Don’t mind your P and Ps! In the semi-regular brainstorm again. What am I doing here? Supposedly coming up with good ideas … but for what?
A big reason many brainstorms fail to deliver actionable results is that they are simple too vague. Most brainstorm briefs are a form of magical thinking: go into that room together and don’t come out until you have something amazing.
That approach apparently worked for Mick Jagger and Keith Richards when they needed to start writing their own songs. It mostly doesn’t work in companies for a host of reasons.
If you know anything about market research, you’ll know that the answers only matter if you’ve asked the right questions. Otherwise, it’s just data, noise. The same is true of brainstorms. If you don’t ask the right questions, the answers mostly don’t matter, which is why they are mostly a waste of everyone’s time.
To focus your brainstorm better, steal a page from Mel Rhodes’ book… and use the 4Ps framework of creativity to better brief your brainstorm.
To really get your brainstorm doing something useful, ask yourself, do we need ideas for:
- The Product
Now we know we’re looking at an artefact that needs improving in and of itself: what it is, how it delivers that, how it is made etc.
- The Process
The product is fine.
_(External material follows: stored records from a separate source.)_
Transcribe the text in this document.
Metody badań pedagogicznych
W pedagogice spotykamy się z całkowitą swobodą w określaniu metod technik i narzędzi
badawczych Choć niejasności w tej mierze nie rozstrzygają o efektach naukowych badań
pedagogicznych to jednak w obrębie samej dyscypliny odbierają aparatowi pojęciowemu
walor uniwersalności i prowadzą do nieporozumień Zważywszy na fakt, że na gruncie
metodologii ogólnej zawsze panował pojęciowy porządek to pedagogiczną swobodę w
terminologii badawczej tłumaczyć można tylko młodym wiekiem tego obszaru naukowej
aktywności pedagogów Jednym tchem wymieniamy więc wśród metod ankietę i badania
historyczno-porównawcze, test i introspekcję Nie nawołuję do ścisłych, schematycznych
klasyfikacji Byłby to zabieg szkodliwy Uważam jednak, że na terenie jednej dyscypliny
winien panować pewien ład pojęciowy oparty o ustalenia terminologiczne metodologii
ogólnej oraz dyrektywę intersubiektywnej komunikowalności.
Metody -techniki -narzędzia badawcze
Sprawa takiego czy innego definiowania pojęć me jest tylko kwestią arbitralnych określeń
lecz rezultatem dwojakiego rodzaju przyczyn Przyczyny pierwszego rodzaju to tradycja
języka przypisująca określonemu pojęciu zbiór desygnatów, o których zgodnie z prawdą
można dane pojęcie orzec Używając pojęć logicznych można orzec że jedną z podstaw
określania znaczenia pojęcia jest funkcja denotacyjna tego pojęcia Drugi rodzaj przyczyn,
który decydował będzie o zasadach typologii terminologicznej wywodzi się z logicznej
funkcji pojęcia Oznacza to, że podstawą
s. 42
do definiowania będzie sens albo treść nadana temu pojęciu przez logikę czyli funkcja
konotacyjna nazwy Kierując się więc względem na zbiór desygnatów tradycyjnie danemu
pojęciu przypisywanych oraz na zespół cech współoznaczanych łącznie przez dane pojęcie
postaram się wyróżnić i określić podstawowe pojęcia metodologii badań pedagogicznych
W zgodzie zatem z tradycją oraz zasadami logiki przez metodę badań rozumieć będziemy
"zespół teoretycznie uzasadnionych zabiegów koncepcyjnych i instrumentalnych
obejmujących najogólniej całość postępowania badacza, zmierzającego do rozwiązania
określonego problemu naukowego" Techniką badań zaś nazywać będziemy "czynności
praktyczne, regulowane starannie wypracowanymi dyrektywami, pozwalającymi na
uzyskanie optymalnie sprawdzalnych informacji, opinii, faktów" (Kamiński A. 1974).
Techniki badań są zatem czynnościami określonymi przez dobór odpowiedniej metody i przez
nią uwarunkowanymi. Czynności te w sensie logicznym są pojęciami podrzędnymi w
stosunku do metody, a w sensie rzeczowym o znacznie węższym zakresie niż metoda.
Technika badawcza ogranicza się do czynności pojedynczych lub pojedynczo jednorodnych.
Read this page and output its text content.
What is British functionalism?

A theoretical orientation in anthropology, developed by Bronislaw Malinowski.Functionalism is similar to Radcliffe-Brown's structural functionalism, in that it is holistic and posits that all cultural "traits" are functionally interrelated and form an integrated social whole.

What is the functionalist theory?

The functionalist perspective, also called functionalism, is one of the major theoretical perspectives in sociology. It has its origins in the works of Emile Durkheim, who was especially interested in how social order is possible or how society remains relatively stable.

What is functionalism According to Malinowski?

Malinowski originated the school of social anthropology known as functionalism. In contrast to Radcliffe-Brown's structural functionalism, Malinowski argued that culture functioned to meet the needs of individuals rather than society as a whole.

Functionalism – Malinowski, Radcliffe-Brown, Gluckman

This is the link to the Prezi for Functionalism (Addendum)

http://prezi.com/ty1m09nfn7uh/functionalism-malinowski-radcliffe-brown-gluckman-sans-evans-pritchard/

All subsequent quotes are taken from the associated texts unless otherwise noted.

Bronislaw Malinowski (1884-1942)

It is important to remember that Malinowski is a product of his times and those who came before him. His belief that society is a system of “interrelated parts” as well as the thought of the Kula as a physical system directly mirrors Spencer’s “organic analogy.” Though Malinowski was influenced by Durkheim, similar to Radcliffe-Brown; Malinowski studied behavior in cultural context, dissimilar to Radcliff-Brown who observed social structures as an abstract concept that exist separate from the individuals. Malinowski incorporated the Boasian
But we could certainly do with more efficient, more robust, cheaper and better ways to make it, so let’s look at all the processes of making, delivering and selling the product, can we find some good ideas here?
- The People
Maybe we need to upskill our people, employ a larger diversity of people or simply get more people in. What ideas can we think up that will help our business by innovating around our people?
- The Press
Yeah, this is the environment in which your people use the processes to make your product. Is your workplace conducive to happy, productive employees? Is it safe, inspiring and generally a nice place to come to? Also, does it facilitate the level and quality of work you require? How can we tweak the environment to deliver more of the good stuff and less of the bad stuff.
The beauty of the 4Ps framework is its flexibility and depth. You can work your way through each P is turn or focus on one. Or, by looking at your business through the lens of the 4Ps, find the gaps where innovation and growth can take place.
It is a perspective shifter. Most great new ideas come from outsiders because they have a different perspective to the experts. By shifting your focus, the 4Ps allows you to also change your perspective on ANY problem that you are desperately brainstorming a solution for …
So don’t just ask the team to brainstorm. Ask them, which P does our problem fall into?
What does that mean we need to change or fix to resolve this problem?
You will find the session delivers actionable results because it is better focused.